This week the MK Meditation Association practiced some Metta Bhavana and continued with r Life with Full Attention Course. Here are the notes from the meeting:
Life With Full Attention – Week 2 – The Body
Body Awareness
What would the Buddha make of us today?
– “a Dragons Head on a Snakes Body”. An overdeveloped head on an underdeveloped body
– we are wonderfully intellectual, lots of knowledge and ideas, but perhaps too one sided
– a tendency to rationalise and theorise
Alienation – Many of us feel alienated:
– from our body – through “brain work” and lack of physical activity
– from nature – we are nature, yet we live in a man-made environment & one that is becoming increasingly technological
– through abstraction – literacy is a wonderful thing but may distance us from our experience – favouring thought over sensation
Awareness of the body has many benefits:
- making us calmer and more effective
- more graceful – gives a feeling of vitality and being alive
- a cure for stress and a key to insight
Seeing Life Whole
- our view of the body is often mundane
- it is a machine, a “thing” that doesn’t figure much in our lives unless it hurts or needs feeding
- it is owned by us – the mind, the personality, the “Captain of the Ship”
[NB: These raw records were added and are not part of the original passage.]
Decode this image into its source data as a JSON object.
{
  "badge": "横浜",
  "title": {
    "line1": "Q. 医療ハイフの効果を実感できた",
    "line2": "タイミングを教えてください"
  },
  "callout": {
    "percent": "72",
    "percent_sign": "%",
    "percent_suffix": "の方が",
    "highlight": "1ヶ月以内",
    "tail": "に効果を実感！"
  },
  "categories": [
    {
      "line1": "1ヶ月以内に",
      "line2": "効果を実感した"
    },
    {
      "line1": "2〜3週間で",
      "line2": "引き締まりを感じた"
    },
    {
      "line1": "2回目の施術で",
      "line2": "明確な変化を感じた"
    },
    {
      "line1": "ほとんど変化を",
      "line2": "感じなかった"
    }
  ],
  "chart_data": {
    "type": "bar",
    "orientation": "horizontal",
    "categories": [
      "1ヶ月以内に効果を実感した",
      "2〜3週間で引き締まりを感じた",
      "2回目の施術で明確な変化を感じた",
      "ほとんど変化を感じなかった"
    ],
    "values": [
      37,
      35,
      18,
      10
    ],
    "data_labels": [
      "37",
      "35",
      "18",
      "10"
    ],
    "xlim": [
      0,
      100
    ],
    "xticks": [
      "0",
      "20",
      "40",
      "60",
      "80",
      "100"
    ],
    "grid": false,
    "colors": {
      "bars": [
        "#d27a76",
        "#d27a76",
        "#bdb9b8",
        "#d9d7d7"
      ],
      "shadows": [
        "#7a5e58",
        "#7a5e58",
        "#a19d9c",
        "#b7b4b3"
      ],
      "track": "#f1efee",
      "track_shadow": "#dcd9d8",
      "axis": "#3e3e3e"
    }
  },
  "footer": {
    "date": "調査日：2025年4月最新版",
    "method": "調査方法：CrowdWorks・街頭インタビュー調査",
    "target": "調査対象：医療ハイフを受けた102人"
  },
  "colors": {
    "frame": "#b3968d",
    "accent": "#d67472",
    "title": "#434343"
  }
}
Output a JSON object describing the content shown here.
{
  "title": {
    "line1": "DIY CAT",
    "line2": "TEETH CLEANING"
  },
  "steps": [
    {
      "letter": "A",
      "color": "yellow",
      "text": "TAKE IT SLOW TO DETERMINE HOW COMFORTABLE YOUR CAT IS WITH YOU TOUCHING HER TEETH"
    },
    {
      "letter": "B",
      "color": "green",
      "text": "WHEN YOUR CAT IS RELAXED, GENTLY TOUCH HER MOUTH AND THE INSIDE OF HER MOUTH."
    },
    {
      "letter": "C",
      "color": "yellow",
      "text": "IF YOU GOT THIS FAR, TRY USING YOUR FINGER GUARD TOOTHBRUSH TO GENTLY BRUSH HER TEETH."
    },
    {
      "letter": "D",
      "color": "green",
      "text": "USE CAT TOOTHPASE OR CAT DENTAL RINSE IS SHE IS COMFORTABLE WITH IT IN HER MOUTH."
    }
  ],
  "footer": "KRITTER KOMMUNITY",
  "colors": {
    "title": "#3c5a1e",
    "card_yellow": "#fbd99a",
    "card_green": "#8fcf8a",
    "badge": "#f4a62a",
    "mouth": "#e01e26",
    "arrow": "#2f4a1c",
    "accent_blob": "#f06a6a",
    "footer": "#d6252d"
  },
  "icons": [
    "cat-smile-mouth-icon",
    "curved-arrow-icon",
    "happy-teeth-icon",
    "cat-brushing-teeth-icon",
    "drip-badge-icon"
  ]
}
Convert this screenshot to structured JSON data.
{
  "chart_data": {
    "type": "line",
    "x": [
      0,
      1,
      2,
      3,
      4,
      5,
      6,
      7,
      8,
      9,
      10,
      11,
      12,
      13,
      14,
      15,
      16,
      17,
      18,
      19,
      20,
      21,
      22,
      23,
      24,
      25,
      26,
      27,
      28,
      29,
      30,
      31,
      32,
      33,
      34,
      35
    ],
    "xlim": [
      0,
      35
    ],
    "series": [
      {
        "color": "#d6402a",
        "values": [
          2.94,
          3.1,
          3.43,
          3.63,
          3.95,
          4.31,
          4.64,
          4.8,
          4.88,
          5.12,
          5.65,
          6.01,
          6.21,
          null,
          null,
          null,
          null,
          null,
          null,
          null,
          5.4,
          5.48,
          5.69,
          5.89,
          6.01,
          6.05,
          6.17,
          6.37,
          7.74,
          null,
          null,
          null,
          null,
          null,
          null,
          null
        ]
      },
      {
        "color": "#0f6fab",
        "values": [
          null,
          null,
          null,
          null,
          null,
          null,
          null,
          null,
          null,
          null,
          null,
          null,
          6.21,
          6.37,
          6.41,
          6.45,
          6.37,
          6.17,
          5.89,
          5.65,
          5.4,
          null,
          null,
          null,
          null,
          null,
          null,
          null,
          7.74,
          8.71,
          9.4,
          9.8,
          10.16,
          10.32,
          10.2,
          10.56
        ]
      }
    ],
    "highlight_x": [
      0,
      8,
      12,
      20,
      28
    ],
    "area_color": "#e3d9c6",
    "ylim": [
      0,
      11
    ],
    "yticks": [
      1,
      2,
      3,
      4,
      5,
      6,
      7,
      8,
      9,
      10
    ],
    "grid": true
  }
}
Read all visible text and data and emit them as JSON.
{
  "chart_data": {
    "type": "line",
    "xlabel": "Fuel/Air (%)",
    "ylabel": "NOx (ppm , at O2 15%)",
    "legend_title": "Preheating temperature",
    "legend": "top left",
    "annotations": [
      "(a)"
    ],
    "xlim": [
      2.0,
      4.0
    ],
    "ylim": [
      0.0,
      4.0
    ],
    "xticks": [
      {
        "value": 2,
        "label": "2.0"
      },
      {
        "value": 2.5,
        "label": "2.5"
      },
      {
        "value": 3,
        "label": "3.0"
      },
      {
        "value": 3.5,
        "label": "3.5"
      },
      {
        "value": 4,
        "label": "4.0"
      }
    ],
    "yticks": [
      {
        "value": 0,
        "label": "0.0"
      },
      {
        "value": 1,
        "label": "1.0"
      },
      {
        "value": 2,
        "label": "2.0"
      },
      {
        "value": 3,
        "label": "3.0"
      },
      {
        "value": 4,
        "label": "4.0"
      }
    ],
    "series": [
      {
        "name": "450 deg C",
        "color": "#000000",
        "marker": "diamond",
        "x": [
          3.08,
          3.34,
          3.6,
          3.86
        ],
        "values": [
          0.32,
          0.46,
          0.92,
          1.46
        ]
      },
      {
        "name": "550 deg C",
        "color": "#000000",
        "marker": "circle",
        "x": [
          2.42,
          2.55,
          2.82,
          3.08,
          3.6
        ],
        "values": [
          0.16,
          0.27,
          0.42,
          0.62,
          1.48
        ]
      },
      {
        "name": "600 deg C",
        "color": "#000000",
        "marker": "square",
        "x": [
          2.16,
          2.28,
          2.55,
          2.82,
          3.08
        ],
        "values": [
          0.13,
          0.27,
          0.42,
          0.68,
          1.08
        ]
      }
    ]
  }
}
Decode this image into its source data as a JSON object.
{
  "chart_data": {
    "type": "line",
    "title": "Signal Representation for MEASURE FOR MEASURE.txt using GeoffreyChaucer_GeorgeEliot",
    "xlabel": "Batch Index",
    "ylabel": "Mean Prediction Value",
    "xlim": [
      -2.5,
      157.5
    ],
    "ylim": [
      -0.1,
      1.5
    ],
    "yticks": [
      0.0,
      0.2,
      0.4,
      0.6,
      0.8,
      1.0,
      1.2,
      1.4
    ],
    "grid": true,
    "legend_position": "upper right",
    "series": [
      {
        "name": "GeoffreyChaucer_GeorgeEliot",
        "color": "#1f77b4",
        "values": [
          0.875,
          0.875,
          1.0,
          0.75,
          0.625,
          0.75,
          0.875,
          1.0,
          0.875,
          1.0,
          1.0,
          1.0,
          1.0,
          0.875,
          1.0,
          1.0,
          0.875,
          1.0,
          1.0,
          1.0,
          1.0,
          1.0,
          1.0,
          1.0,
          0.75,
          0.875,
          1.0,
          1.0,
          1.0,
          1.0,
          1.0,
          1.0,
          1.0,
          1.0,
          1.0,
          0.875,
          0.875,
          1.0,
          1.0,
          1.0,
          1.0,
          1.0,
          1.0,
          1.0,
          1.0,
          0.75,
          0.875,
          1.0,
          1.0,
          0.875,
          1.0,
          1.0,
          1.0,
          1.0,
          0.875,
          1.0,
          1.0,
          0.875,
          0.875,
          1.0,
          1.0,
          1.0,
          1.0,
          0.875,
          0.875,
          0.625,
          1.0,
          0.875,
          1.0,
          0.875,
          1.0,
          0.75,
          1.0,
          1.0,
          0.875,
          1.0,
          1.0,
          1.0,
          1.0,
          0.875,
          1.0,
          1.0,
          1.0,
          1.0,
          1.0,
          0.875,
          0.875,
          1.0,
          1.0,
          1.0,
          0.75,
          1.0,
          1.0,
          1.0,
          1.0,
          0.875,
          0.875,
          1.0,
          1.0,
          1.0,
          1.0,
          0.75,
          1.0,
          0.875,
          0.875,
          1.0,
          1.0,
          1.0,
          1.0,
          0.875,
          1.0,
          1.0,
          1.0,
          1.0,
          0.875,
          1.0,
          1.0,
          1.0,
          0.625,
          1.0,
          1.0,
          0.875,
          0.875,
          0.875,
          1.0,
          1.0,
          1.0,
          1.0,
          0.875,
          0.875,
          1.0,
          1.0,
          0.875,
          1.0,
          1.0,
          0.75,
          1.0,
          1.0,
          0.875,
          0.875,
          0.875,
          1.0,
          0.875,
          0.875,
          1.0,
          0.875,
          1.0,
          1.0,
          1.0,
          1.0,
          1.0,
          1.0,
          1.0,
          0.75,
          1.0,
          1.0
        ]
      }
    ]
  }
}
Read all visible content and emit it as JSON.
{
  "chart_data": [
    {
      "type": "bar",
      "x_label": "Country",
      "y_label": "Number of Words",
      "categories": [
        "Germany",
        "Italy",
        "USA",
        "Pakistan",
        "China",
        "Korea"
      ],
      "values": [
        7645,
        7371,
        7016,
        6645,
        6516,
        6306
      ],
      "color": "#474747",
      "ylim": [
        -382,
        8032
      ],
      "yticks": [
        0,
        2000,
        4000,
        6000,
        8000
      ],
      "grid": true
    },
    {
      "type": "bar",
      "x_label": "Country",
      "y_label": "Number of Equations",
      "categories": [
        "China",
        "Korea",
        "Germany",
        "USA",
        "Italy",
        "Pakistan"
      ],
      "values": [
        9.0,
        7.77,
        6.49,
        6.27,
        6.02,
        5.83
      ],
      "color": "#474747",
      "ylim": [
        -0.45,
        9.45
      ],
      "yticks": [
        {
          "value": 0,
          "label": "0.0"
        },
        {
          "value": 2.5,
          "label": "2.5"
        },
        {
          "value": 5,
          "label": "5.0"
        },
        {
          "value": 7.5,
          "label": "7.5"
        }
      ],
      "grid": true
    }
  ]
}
- the body is the only thing that we know directly, from the inside
- everything else we experience is indirect – from the outside – mediated through the senses
- our experience of body is a unique one. How strange! How mysterious
Cultivating Sensitivity to the Body
- Our sense of what is going on in the body is often vague
- It is likely that we hold tensions within the body without being aware of it – in the shoulders, stomach, throat…unconscious habits.
- Letting go of this is as much to do with the mind as the body
Stress First Aid Kit
1/ Notice when something is causing you stress – noticing is the start of changing it
2/Catch it Early – stress can build quickly
3/ Do Something – come into the body/get grounded or stop something e.g. rushing
4/ Extend Your Out Breath – through the lips like blowing through s straw (5/6 times)
- emotions affect the body the body affects emotions – a two way process
- physical mindfulness is a journey into depth – the experience becomes more subtle & rich – more integrated
- this reduces inner conflict and releases energy & a sense of well-being.
The Body has a Wisdom of its Own
Thoughts, emotions and the body become more connected.
Our body begins to give us direct information about our situation and what we need – not just thoughts.
Second Practice Week
The Health Audit – The Nutrition & Ethics of how we treat our body
In your journal keep a 1-10 scoring system using your own categories e.g.
5 veg a day, 2.5 litres of water, 8 hours sleep, cigarettes, alcohol, exercise sessions.
It’s easy not to notice when good intention go astray.
Use your journal to observe what is really happening.
The Mindful Walk – an island of mindfulness. Try to do this everyday this week.
Think of a walk (5-20 mins.) preferably one you already do. Using your journal:
– describe the walk – perhaps draw a picture
– describe obstacles that might prevent you being aware of your body e.g. people wanting to talk to you.
– try to think of creative ways to overcome these obstacles
– review how it went
Working normally but being aware that we are walking. Not overly slow or rigid. Try:
– bringing awareness into the body & it’s movements
– bringing awareness into the soles of the feet
– count the steps (maybe up to 5) like the mindfulness of breathing
– use phrases – e.g. “walking mindfully” or “walking peacefully”
– appreciative awareness – bring awareness to pleasurable sensations, the breeze on the skin, smell of flowers, sunshine on the face etc.
The Daily Body Scan (in addition to a mindful walk – if you can – maybe 15 mins.)
- Filling the body with non-judgemental awareness – not trying to change anything, not even trying to relax, but just noticing what’s there
- Lying on the back with knees raised, feet flat on the ground, something low and soft under the head. Hands rested on the belly or by our sides
- Feel the warmth and the weight of your body on the floor
- Starting with the soles of the feet work your way up to the crown of the head
- Be as detailed as you can, noticing what is rather than what you think is there
- You will have a clear awareness of some parts of the body, others will feel vague or non-existent. Don’t worry, just notice what you find
- At the end of the scan open your eyes and just rest, with soft unfocused vision
- Do not rush to get up, move smoothly and mindfully
Remember to maintain your journal & to contact your mindfulness buddy. Doing this encourages us and helps the other person too.